World War II Liberty ship of the United States

SS Lorrin A. Thurston was a British merchant ship of World War II. A Liberty ship built in the United States in 1943, she was renamed SS Samcalia before completion, and was transferred to the British Ministry of War Transport, with Furness Withy as managers. Sold to her managers after the war, she was renamed SS Pacific Liberty in 1947. Resold in 1954, she passed through several owners, being renamed Phoebus in 1954, Bayhorse in 1963, and San Gabriel in 1970, before being scrapped in 1971. Her original namesake was Lorrin A. Thurston, a Hawaiian-American lawyer, politician, and businessman.

== Design ==

Like other Liberty ships, she was 441 ft long and 56 ft wide, carried 9000 tons of cargo and had a top speed of 11 kn. Most Liberty ships were named after prominent deceased Americans.

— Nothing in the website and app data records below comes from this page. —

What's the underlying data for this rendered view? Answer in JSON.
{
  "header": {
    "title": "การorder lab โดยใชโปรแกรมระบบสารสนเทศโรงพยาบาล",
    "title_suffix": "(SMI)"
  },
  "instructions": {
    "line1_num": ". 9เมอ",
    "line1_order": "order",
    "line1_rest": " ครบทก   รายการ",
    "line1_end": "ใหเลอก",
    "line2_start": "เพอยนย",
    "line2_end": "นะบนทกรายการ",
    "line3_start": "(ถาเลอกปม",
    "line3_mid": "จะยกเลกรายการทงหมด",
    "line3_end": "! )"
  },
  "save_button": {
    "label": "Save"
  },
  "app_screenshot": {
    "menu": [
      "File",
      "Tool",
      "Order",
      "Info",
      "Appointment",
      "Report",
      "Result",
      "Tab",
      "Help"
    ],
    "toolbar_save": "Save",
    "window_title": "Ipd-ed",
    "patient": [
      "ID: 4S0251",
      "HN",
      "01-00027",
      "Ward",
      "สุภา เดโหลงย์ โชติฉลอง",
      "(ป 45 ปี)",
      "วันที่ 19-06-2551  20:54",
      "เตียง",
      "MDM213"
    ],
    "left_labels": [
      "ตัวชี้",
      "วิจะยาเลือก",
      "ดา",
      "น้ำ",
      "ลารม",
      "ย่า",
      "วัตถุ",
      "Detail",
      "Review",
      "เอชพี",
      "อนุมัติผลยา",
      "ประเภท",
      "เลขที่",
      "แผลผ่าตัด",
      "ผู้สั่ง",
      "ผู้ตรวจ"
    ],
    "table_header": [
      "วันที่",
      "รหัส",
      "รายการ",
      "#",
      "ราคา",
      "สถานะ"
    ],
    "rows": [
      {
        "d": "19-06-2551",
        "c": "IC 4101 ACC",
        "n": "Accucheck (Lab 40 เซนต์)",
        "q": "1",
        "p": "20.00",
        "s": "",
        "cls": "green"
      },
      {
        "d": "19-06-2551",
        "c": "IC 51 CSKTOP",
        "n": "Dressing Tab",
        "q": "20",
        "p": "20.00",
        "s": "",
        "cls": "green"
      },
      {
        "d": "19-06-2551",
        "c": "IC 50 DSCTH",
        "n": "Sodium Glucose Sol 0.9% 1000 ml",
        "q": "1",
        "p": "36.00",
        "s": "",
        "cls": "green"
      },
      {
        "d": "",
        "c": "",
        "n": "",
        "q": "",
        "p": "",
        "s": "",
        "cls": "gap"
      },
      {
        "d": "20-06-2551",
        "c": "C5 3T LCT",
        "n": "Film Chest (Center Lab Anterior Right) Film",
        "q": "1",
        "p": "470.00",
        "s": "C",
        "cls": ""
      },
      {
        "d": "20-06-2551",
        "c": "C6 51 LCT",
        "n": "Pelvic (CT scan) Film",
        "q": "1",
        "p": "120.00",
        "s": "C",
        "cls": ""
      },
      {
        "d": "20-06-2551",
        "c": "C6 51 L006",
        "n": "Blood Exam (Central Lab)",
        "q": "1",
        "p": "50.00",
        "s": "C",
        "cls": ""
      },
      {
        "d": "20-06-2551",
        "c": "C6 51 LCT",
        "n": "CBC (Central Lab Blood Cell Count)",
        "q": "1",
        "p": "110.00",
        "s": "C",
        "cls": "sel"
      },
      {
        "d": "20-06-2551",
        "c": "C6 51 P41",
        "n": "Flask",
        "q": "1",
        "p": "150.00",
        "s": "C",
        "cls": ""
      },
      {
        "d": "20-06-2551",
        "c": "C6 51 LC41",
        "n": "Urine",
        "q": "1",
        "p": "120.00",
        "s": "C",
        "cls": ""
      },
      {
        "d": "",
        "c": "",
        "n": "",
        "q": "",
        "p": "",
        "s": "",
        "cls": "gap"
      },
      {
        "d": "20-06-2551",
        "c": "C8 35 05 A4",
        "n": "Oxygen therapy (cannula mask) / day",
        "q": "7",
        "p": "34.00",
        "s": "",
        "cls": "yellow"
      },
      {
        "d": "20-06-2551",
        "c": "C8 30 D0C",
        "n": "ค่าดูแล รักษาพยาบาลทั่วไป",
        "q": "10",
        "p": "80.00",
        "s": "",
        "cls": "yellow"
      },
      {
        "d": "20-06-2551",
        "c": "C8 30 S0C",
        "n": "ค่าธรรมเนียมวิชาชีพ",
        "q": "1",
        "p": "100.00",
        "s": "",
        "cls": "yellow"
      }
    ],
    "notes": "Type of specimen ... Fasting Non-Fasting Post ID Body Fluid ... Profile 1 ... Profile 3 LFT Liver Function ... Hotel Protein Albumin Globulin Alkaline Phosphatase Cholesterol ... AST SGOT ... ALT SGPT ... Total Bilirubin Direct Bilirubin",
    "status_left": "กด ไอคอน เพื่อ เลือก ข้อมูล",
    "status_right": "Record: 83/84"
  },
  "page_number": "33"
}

== Construction and career ==
The keel of the ship was laid down on 18 August 1943 at the California Shipbuilding Corporation's yard in Los Angeles. She was launched on 10 September 1943 under the name Lorrin A. Thurston. She was transferred to the British Government later that year to be completed with the name Samcalia, with Furness Withy as managers. She survived the war, and in 1947, she was sold to Furness Withy, who renamed her Pacific Liberty.

She was sold again in 1954 to Febo Amadeo Bertorello, of Genoa, who renamed her Phoebus. They operated her until 1963, when they sold her to Seatide Shipping, of Monrovia, who renamed her Bayhorse. They in turn sold her in 1970 to Cia de Naviera Houston S.A., of Panama, who renamed her San Gabriel, before scrapping her the following year. She arrived at Split on 21 January 1971 to be broken up.